Chansonetta viewed photography as a way to supplement her income after her husband's death, participating in photographic competitions, camera club exhibitions and lectures which featured her photography reproduced as hand-colored glass lantern slides. Her wealthy brothers also gave financial support throughout her life. Chansonetta is unique in that relatively few photographers, especially women, in the beginning of the 20th century were focused on the "domestic vernacular" especially in rural northern New England. Chansonetta died at age 79 in 1937.

The Stanley Museum in Kingfield, Maine owns the largest collection of Chansonetta Stanley Emmons photographic prints and glass plate negatives in the world, including her hand-colored glass lantern slides.

Her earliest photographs consist of images of her family house in Dorchester.

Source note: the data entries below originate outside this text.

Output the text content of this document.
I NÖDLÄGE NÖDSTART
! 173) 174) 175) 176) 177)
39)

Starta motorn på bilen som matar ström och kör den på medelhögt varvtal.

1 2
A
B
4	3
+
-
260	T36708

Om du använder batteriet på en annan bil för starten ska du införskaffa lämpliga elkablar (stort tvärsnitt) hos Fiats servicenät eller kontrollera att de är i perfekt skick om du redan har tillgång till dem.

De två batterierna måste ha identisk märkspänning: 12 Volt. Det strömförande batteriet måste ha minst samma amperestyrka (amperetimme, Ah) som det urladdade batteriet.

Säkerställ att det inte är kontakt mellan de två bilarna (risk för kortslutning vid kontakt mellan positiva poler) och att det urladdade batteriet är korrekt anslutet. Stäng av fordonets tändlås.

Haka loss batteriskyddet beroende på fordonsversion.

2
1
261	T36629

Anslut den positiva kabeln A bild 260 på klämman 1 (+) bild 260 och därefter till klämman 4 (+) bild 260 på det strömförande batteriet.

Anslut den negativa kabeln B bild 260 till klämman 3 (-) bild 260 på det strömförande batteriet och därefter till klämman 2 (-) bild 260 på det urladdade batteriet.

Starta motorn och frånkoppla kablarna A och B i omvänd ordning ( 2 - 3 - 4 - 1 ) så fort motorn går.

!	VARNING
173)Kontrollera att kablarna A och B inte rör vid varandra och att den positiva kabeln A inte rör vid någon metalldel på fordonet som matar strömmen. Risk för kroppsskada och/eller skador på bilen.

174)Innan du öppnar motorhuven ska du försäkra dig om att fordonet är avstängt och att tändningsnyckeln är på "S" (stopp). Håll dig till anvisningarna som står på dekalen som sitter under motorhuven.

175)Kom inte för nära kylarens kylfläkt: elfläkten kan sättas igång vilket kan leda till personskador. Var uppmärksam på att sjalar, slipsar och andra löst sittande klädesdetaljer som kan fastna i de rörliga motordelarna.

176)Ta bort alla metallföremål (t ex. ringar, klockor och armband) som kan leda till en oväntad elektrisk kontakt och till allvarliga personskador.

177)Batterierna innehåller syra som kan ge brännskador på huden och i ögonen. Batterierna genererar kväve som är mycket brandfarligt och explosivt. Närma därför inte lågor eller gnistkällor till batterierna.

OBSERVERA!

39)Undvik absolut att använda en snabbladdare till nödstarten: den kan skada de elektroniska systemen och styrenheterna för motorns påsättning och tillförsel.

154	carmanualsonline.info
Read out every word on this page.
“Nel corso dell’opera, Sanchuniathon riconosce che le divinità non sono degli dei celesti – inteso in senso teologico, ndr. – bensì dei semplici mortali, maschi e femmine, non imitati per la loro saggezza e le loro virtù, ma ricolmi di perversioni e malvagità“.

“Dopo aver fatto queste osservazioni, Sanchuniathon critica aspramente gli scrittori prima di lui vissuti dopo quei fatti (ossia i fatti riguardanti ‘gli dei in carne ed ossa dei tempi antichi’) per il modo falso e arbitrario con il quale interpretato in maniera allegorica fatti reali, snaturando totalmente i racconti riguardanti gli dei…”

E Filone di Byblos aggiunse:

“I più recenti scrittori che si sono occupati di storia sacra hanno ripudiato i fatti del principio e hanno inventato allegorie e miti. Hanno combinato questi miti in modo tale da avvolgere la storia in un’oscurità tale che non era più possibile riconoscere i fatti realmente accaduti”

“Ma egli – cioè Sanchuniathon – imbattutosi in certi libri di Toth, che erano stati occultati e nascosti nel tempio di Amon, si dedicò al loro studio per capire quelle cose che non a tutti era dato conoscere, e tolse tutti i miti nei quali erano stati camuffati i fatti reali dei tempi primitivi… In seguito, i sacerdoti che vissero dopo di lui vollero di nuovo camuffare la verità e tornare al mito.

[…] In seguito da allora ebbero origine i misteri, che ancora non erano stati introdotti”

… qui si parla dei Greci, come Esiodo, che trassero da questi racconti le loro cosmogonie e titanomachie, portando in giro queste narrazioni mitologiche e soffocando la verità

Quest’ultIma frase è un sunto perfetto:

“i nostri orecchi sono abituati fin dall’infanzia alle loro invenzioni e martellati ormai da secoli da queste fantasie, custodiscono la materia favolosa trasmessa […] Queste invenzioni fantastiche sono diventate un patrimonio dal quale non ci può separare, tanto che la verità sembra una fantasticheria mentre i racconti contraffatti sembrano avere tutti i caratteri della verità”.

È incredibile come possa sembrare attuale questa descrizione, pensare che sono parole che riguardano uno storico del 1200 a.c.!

In August 2016 the Maine Historical Society accepted the Chansonetta Stanley Emmons Collection on deposit from the Stanley Museum (Kingfield, Maine). The collection is being housed for five years during which the Society is providing year-round public access to, and interpretation of, the collection via its Brown Library, Maine Memory Network, and Vintage Maine Images. While not a typical arrangement for the Society, it is providing an opportunity to expand the viability and audience of the collection which includes over 1,500 images of Maine farm and family life from the early 20th century through the 1930s as well to foster scholarship in the photographic medium invented by Chansonsetta Stanley's brothers, a process later sold to Kodak. An exhibition of the work, including rare hand-painted lantern slides was mounted in 2022.